Abusos sexuais que começam por conversas na Internet

Dos primeiros contactos com a pessoa desconhecida passa-se à ligação da webcam "até à última fase e à mais perigosa — a do encontro entre agressor e vítima", diz responsável da APAV.

Foto
A vergonha é muitas vezes um entrave à denúncia Daniel Rocha

Pessoas que criam perfis falsos no Facebook e desenvolvem relações de amizades nesta ou noutras redes sociais. Cada caso é um caso, como diz o procurador Pedro Verdelho, coordenador do Gabinete de Cibercrime da Procuradoria-Geral da República (PGR), mas este tipo de situações é aquele que mais frequentemente se apresenta à Polícia Judiciária (PJ).

No ano passado, em Fevereiro, foi detido um homem de 58 anos que se apresentava como "uma jovem modelo, com uma carreira bem-sucedida e altamente remunerada, amiga do dono de uma escola de manequins, e que enviava, através da rede social Facebook, pedidos de amizade a crianças e jovens raparigas, com quem passava a manter diálogos sobre o mundo da moda", lê-se num dos muitos comunicados da PJ sobre detenções por suspeita de pornografia infantil.

"Após ganhar o interesse das vítimas, o suspeito surgia então nas conversações, apresentando-se como o próprio dono da escola de modelos e, com o pretexto de ingressarem numa carreira de manequim, convencia-as a enviarem-lhe fotos e vídeos em poses sexuais e completamente nuas", acrescenta a nota da PJ. A actividade começou em 2013 e as adolescentes aliciadas tinham entre 13 e 15 anos.

Noutros casos, também referidos nas investigações da PJ, a exposição das imagens de crianças acontece ao mesmo tempo que existem práticas de abusos sexuais: o suspeito que pratica os abusos simultaneamente filma os abusos.

Há igualmente muitos casos de abusos sexuais, entre os que chegam à Associação Portuguesa de Apoio à Vítima (APAV), em que o autor dos abusos começou por usar a Internet "para estabelecer o contacto e estar mais próximo das vítimas”, diz Daniel Cotrim, assessor técnico da direcção.

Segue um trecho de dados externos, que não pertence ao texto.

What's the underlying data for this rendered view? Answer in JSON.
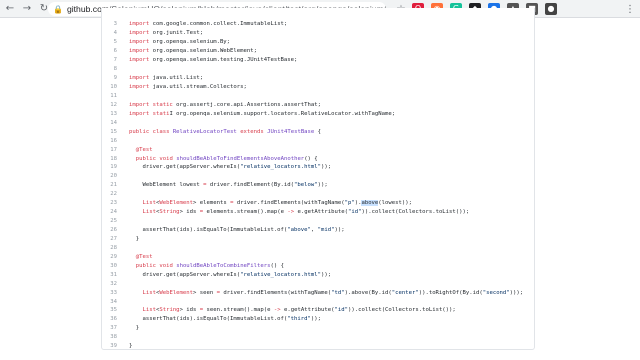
{
  "browser": {
    "url_host": "github.com",
    "url_path": "/SeleniumHQ/selenium/blob/master/java/client/test/org/openqa/selenium/support/locators/RelativeL...",
    "extensions": [
      {
        "name": "opera-extension-icon",
        "glyph": "O",
        "color": "#e01e3c"
      },
      {
        "name": "firefox-extension-icon",
        "glyph": "◉",
        "color": "#ff7139"
      },
      {
        "name": "grammarly-extension-icon",
        "glyph": "G",
        "color": "#15c39a"
      },
      {
        "name": "layers-extension-icon",
        "glyph": "◆",
        "color": "#202124"
      },
      {
        "name": "globe-extension-icon",
        "glyph": "●",
        "color": "#1a73e8"
      },
      {
        "name": "puzzle-extension-icon",
        "glyph": "▲",
        "color": "#555555"
      },
      {
        "name": "camera-extension-icon",
        "glyph": "■",
        "color": "#555555"
      },
      {
        "name": "circle-extension-icon",
        "glyph": "●",
        "color": "#444444"
      }
    ]
  },
  "code": {
    "lines": [
      {
        "n": "3",
        "segs": [
          {
            "c": "kw",
            "t": "import"
          },
          {
            "c": "",
            "t": " com.google.common.collect.ImmutableList;"
          }
        ]
      },
      {
        "n": "4",
        "segs": [
          {
            "c": "kw",
            "t": "import"
          },
          {
            "c": "",
            "t": " org.junit.Test;"
          }
        ]
      },
      {
        "n": "5",
        "segs": [
          {
            "c": "kw",
            "t": "import"
          },
          {
            "c": "",
            "t": " org.openqa.selenium.By;"
          }
        ]
      },
      {
        "n": "6",
        "segs": [
          {
            "c": "kw",
            "t": "import"
          },
          {
            "c": "",
            "t": " org.openqa.selenium.WebElement;"
          }
        ]
      },
      {
        "n": "7",
        "segs": [
          {
            "c": "kw",
            "t": "import"
          },
          {
            "c": "",
            "t": " org.openqa.selenium.testing.JUnit4TestBase;"
          }
        ]
      },
      {
        "n": "8",
        "segs": []
      },
      {
        "n": "9",
        "segs": [
          {
            "c": "kw",
            "t": "import"
          },
          {
            "c": "",
            "t": " java.util.List;"
          }
        ]
      },
      {
        "n": "10",
        "segs": [
          {
            "c": "kw",
            "t": "import"
          },
          {
            "c": "",
            "t": " java.util.stream.Collectors;"
          }
        ]
      },
      {
        "n": "11",
        "segs": []
      },
      {
        "n": "12",
        "segs": [
          {
            "c": "kw",
            "t": "import"
          },
          {
            "c": "",
            "t": " "
          },
          {
            "c": "kw",
            "t": "static"
          },
          {
            "c": "",
            "t": " org.assertj.core.api.Assertions.assertThat;"
          }
        ]
      },
      {
        "n": "13",
        "segs": [
          {
            "c": "kw",
            "t": "import"
          },
          {
            "c": "",
            "t": " "
          },
          {
            "c": "kw",
            "t": "stati"
          },
          {
            "c": "cursor",
            "t": "I"
          },
          {
            "c": "",
            "t": " org.openqa.selenium.support.locators.RelativeLocator.withTagName;"
          }
        ]
      },
      {
        "n": "14",
        "segs": []
      },
      {
        "n": "15",
        "segs": [
          {
            "c": "kw",
            "t": "public"
          },
          {
            "c": "",
            "t": " "
          },
          {
            "c": "kw",
            "t": "class"
          },
          {
            "c": "",
            "t": " "
          },
          {
            "c": "ty",
            "t": "RelativeLocatorTest"
          },
          {
            "c": "",
            "t": " "
          },
          {
            "c": "kw",
            "t": "extends"
          },
          {
            "c": "",
            "t": " "
          },
          {
            "c": "ty",
            "t": "JUnit4TestBase"
          },
          {
            "c": "",
            "t": " {"
          }
        ]
      },
      {
        "n": "16",
        "segs": []
      },
      {
        "n": "17",
        "segs": [
          {
            "c": "",
            "t": "  "
          },
          {
            "c": "kw",
            "t": "@Test"
          }
        ]
      },
      {
        "n": "18",
        "segs": [
          {
            "c": "",
            "t": "  "
          },
          {
            "c": "kw",
            "t": "public"
          },
          {
            "c": "",
            "t": " "
          },
          {
            "c": "kw",
            "t": "void"
          },
          {
            "c": "",
            "t": " "
          },
          {
            "c": "ty",
            "t": "shouldBeAbleToFindElementsAboveAnother"
          },
          {
            "c": "",
            "t": "() {"
          }
        ]
      },
      {
        "n": "19",
        "segs": [
          {
            "c": "",
            "t": "    driver.get(appServer.whereIs("
          },
          {
            "c": "st",
            "t": "\"relative_locators.html\""
          },
          {
            "c": "",
            "t": "));"
          }
        ]
      },
      {
        "n": "20",
        "segs": []
      },
      {
        "n": "21",
        "segs": [
          {
            "c": "",
            "t": "    WebElement lowest "
          },
          {
            "c": "kw",
            "t": "="
          },
          {
            "c": "",
            "t": " driver.findElement(By.id("
          },
          {
            "c": "st",
            "t": "\"below\""
          },
          {
            "c": "",
            "t": "));"
          }
        ]
      },
      {
        "n": "22",
        "segs": []
      },
      {
        "n": "23",
        "segs": [
          {
            "c": "",
            "t": "    "
          },
          {
            "c": "kw",
            "t": "List"
          },
          {
            "c": "",
            "t": "<"
          },
          {
            "c": "kw",
            "t": "WebElement"
          },
          {
            "c": "",
            "t": "> elements "
          },
          {
            "c": "kw",
            "t": "="
          },
          {
            "c": "",
            "t": " driver.findElements(withTagName("
          },
          {
            "c": "st",
            "t": "\"p\""
          },
          {
            "c": "",
            "t": ")."
          },
          {
            "c": "hl",
            "t": "above"
          },
          {
            "c": "",
            "t": "(lowest));"
          }
        ]
      },
      {
        "n": "24",
        "segs": [
          {
            "c": "",
            "t": "    "
          },
          {
            "c": "kw",
            "t": "List"
          },
          {
            "c": "",
            "t": "<"
          },
          {
            "c": "kw",
            "t": "String"
          },
          {
            "c": "",
            "t": "> ids "
          },
          {
            "c": "kw",
            "t": "="
          },
          {
            "c": "",
            "t": " elements.stream().map(e "
          },
          {
            "c": "kw",
            "t": "->"
          },
          {
            "c": "",
            "t": " e.getAttribute("
          },
          {
            "c": "st",
            "t": "\"id\""
          },
          {
            "c": "",
            "t": ")).collect(Collectors.toList());"
          }
        ]
      },
      {
        "n": "25",
        "segs": []
      },
      {
        "n": "26",
        "segs": [
          {
            "c": "",
            "t": "    assertThat(ids).isEqualTo(ImmutableList.of("
          },
          {
            "c": "st",
            "t": "\"above\""
          },
          {
            "c": "",
            "t": ", "
          },
          {
            "c": "st",
            "t": "\"mid\""
          },
          {
            "c": "",
            "t": "));"
          }
        ]
      },
      {
        "n": "27",
        "segs": [
          {
            "c": "",
            "t": "  }"
          }
        ]
      },
      {
        "n": "28",
        "segs": []
      },
      {
        "n": "29",
        "segs": [
          {
            "c": "",
            "t": "  "
          },
          {
            "c": "kw",
            "t": "@Test"
          }
        ]
      },
      {
        "n": "30",
        "segs": [
          {
            "c": "",
            "t": "  "
          },
          {
            "c": "kw",
            "t": "public"
          },
          {
            "c": "",
            "t": " "
          },
          {
            "c": "kw",
            "t": "void"
          },
          {
            "c": "",
            "t": " "
          },
          {
            "c": "ty",
            "t": "shouldBeAbleToCombineFilters"
          },
          {
            "c": "",
            "t": "() {"
          }
        ]
      },
      {
        "n": "31",
        "segs": [
          {
            "c": "",
            "t": "    driver.get(appServer.whereIs("
          },
          {
            "c": "st",
            "t": "\"relative_locators.html\""
          },
          {
            "c": "",
            "t": "));"
          }
        ]
      },
      {
        "n": "32",
        "segs": []
      },
      {
        "n": "33",
        "segs": [
          {
            "c": "",
            "t": "    "
          },
          {
            "c": "kw",
            "t": "List"
          },
          {
            "c": "",
            "t": "<"
          },
          {
            "c": "kw",
            "t": "WebElement"
          },
          {
            "c": "",
            "t": "> seen "
          },
          {
            "c": "kw",
            "t": "="
          },
          {
            "c": "",
            "t": " driver.findElements(withTagName("
          },
          {
            "c": "st",
            "t": "\"td\""
          },
          {
            "c": "",
            "t": ").above(By.id("
          },
          {
            "c": "st",
            "t": "\"center\""
          },
          {
            "c": "",
            "t": ")).toRightOf(By.id("
          },
          {
            "c": "st",
            "t": "\"second\""
          },
          {
            "c": "",
            "t": ")));"
          }
        ]
      },
      {
        "n": "34",
        "segs": []
      },
      {
        "n": "35",
        "segs": [
          {
            "c": "",
            "t": "    "
          },
          {
            "c": "kw",
            "t": "List"
          },
          {
            "c": "",
            "t": "<"
          },
          {
            "c": "kw",
            "t": "String"
          },
          {
            "c": "",
            "t": "> ids "
          },
          {
            "c": "kw",
            "t": "="
          },
          {
            "c": "",
            "t": " seen.stream().map(e "
          },
          {
            "c": "kw",
            "t": "->"
          },
          {
            "c": "",
            "t": " e.getAttribute("
          },
          {
            "c": "st",
            "t": "\"id\""
          },
          {
            "c": "",
            "t": ")).collect(Collectors.toList());"
          }
        ]
      },
      {
        "n": "36",
        "segs": [
          {
            "c": "",
            "t": "    assertThat(ids).isEqualTo(ImmutableList.of("
          },
          {
            "c": "st",
            "t": "\"third\""
          },
          {
            "c": "",
            "t": "));"
          }
        ]
      },
      {
        "n": "37",
        "segs": [
          {
            "c": "",
            "t": "  }"
          }
        ]
      },
      {
        "n": "38",
        "segs": []
      },
      {
        "n": "39",
        "segs": [
          {
            "c": "",
            "t": "}"
          }
        ]
      }
    ]
  }
}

Como este, relatado pela PJ e que aconteceu em Ponta Delgada: meninas entre os 12 e os 14 anos "eram abordadas através de comunicações móveis" por um homem de 23 anos, que tinha com elas "conversas de teor sexualizado, convidando-as para encontros íntimos e solicitando-lhes envio de fotos". Isso acontecia desde 2013. O suspeito de pornografia infantil e abuso sexual foi detido em 2016. 

A Internet não esquece

“Aquilo que começa por ser grooming [aliciamento das crianças para fins sexuais], que se inicia através da conversa, passa depois para a ligação da webcam e pela partilha da visualização de actos sexualizados, até à última fase e mais perigosa, que é o encontro físico entre o agressor e a vítima”, explica Daniel Cotrim. “É importante que as pessoas tenham claramente na sua mente que as fotografias e os vídeos podem ser retirados da rede social mas ficam, para sempre, na memória da Internet. “Uma vez na Internet, para sempre na Internet”, reforça.

E sublinha: “a Internet é muito boa”, por exemplo, para criar amizades e manter contactos com pessoas de todo o mundo. “Apenas uma pequena parte da Internet é negativa mas essa parte é muito negativa", alerta Daniel Cotrim, que defende um maior empenho das escolas para formar e ajudar a identificar estas situações antes de elas acontecerem. "Não o fazer é um pouco escamotear a realidade." É ignorar um perigo muito presente.

Quando uma situação de abuso sexual que começou por um contacto na Internet chega à APAV, a associação aconselha os pais a encaminhar o mais depressa possível para a PJ as imagens "para resguardar a prova". A tendência é para apagar de imediato as imagens, para negar o sucedido. Mas numa situação destas "é muito importante que sejam guardadas todas as imagens, que possam servir de prova na investigação". A vergonha é muitas vezes um entrave à denúncia, diz. E insiste: "A vítima deve entrar em contacto com a PJ, para que o equipamento que usou possa ser analisado e investigado, para se perceber de onde é a fonte, de onde partiu esse aliciamento ou grooming."